Is it not we are the ones who make such high demands on ourselves? And if so, where does it come from and was it like that in the past, as well? I don’t think my grandmother had such thoughts… On the other hand, back then you had completely different problems. And my mommy? No, I’m sure – she never worried about that.

So where did this claim come from, when did this idea of the perfect human being arise and why do we put ourselves under so much pressure to conform to this image without fail? And why do we believe, regardless of individual taste, that the perfect person must be thin?

After all, there are people who actually do not have such problems. Who simply go through the world with confidence and live their lives – convinced that it is ok the way they are. In my opinion, mostly men. I know few women who see it that way. And even then only after years of mental work and with growing life experience. What is the secret of those people?

Perhaps the original gender role model plays a role here: In the past, women had to please men (visually) so that they could “make a good match” and thus be well looked after for the rest of their lives. This could explain why women are so much more susceptible to self-criticism, especially with regard to their appearance.

And the men? In modern, equal society, women have a choice. They no longer have to accept anything in order to get a good match and to be taken care of. They take care of themselves. They are self-confident, self-reliant, independent. And I can imagine that this is why men now also feel the pressure to “have to please”. This would at least explain why more and more men are afraid of getting fat, for example.
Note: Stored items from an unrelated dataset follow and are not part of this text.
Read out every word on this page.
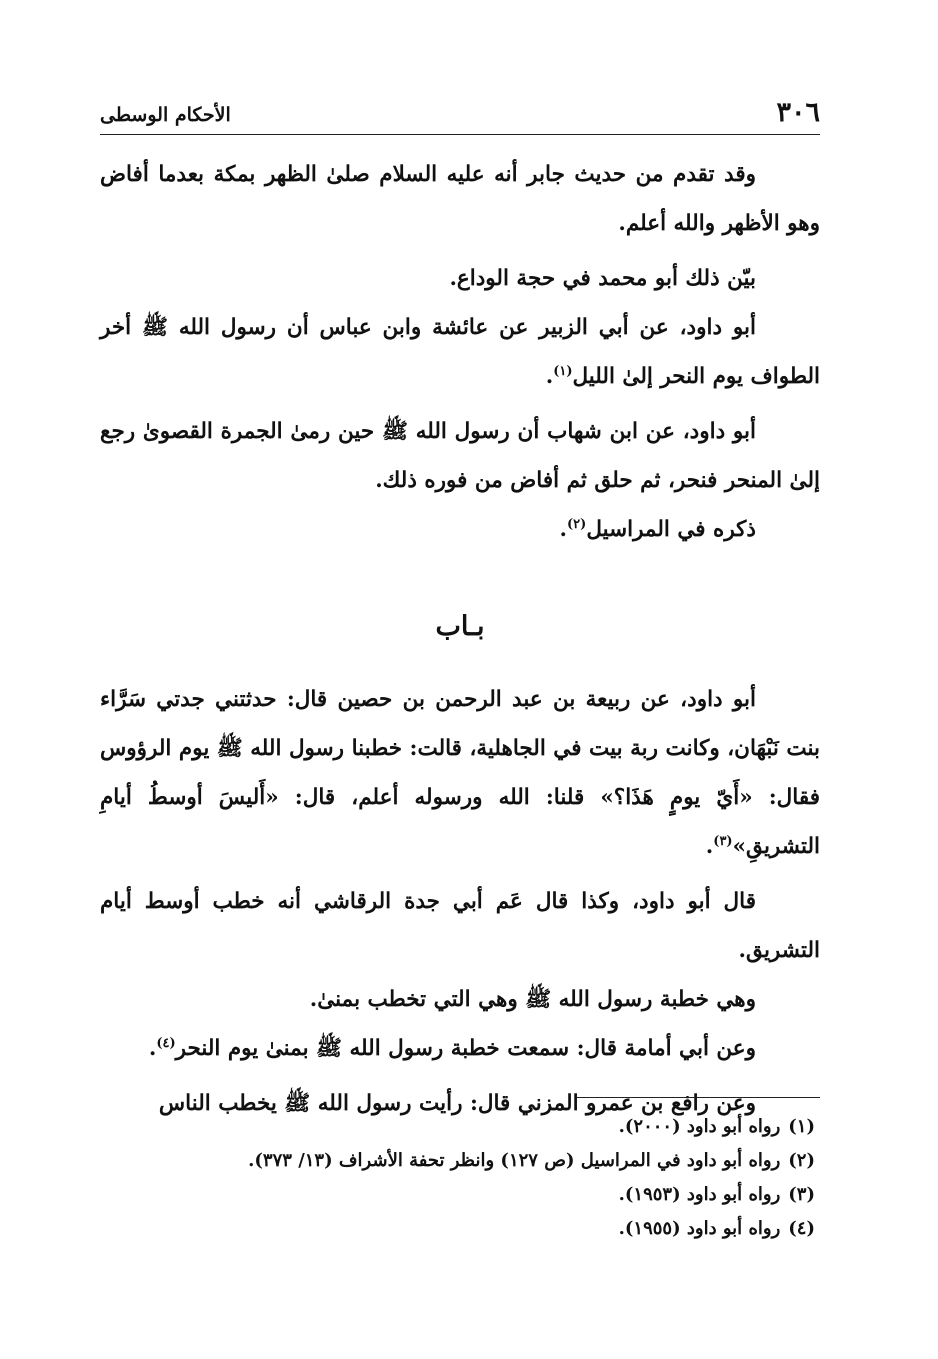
٣٠٦
الأحكام الوسطى

وقد تقدم من حديث جابر أنه عليه السلام صلىٰ الظهر بمكة بعدما أفاض وهو الأظهر والله أعلم.

بيّن ذلك أبو محمد في حجة الوداع.

أبو داود، عن أبي الزبير عن عائشة وابن عباس أن رسول الله ﷺ أخر الطواف يوم النحر إلىٰ الليل$^{(١)}$.

أبو داود، عن ابن شهاب أن رسول الله ﷺ حين رمىٰ الجمرة القصوىٰ رجع إلىٰ المنحر فنحر، ثم حلق ثم أفاض من فوره ذلك.

ذكره في المراسيل$^{(٢)}$.

بـاب

أبو داود، عن ربيعة بن عبد الرحمن بن حصين قال: حدثتني جدتي سَرَّاء بنت نَبْهَان، وكانت ربة بيت في الجاهلية، قالت: خطبنا رسول الله ﷺ يوم الرؤوس فقال: «أَيّ يومٍ هَذَا؟» قلنا: الله ورسوله أعلم، قال: «أَليسَ أوسطُ أيامِ التشريقِ»$^{(٣)}$.

قال أبو داود، وكذا قال عَم أبي جدة الرقاشي أنه خطب أوسط أيام التشريق.

وهي خطبة رسول الله ﷺ وهي التي تخطب بمنىٰ.

وعن أبي أمامة قال: سمعت خطبة رسول الله ﷺ بمنىٰ يوم النحر$^{(٤)}$.

وعن رافع بن عمرو المزني قال: رأيت رسول الله ﷺ يخطب الناس

(١)رواه أبو داود (٢٠٠٠).

(٢)رواه أبو داود في المراسيل (ص ١٢٧) وانظر تحفة الأشراف (١٣/ ٣٧٣).

(٣)رواه أبو داود (١٩٥٣).

(٤)رواه أبو داود (١٩٥٥).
I was finally able to convince my colleague that this little belly, this little rounding, which she finds so incredibly “big “, comes mainly from visceral fat, which protects the uterus and which is very difficult to get rid of for this very reason. (But why get rid of it, somehow it makes us women, doesn’t it?).

Then the conversation evolved in a different direction and we came to talk about a new training tool which our studio also offers to external instructors. We both agreed right away that we think it’s great and that we absolutely have to ask how exactly this tool works – after all, we want to evolve and get better.

And that’s when she said it: “We again, the perfectionists.”

Aaaaaaha – so there’s the rub. Perfectionism. And with this we have also found the right way to deal with the “I’m fat” phenomenon: Letting go. Not wanting to be quite so perfect from time to time.

Honestly – we should not care at all if we are not “good enough” for the others. Should we? But we should be satisfied with ourselves as we are; grow, yes – but also accept our imperfect sides. After all, it is these “imperfections” that make us the person we are. We are unique. Such as us exist only once. No matter whether thick or thin, tall or short, regardless of the job we do.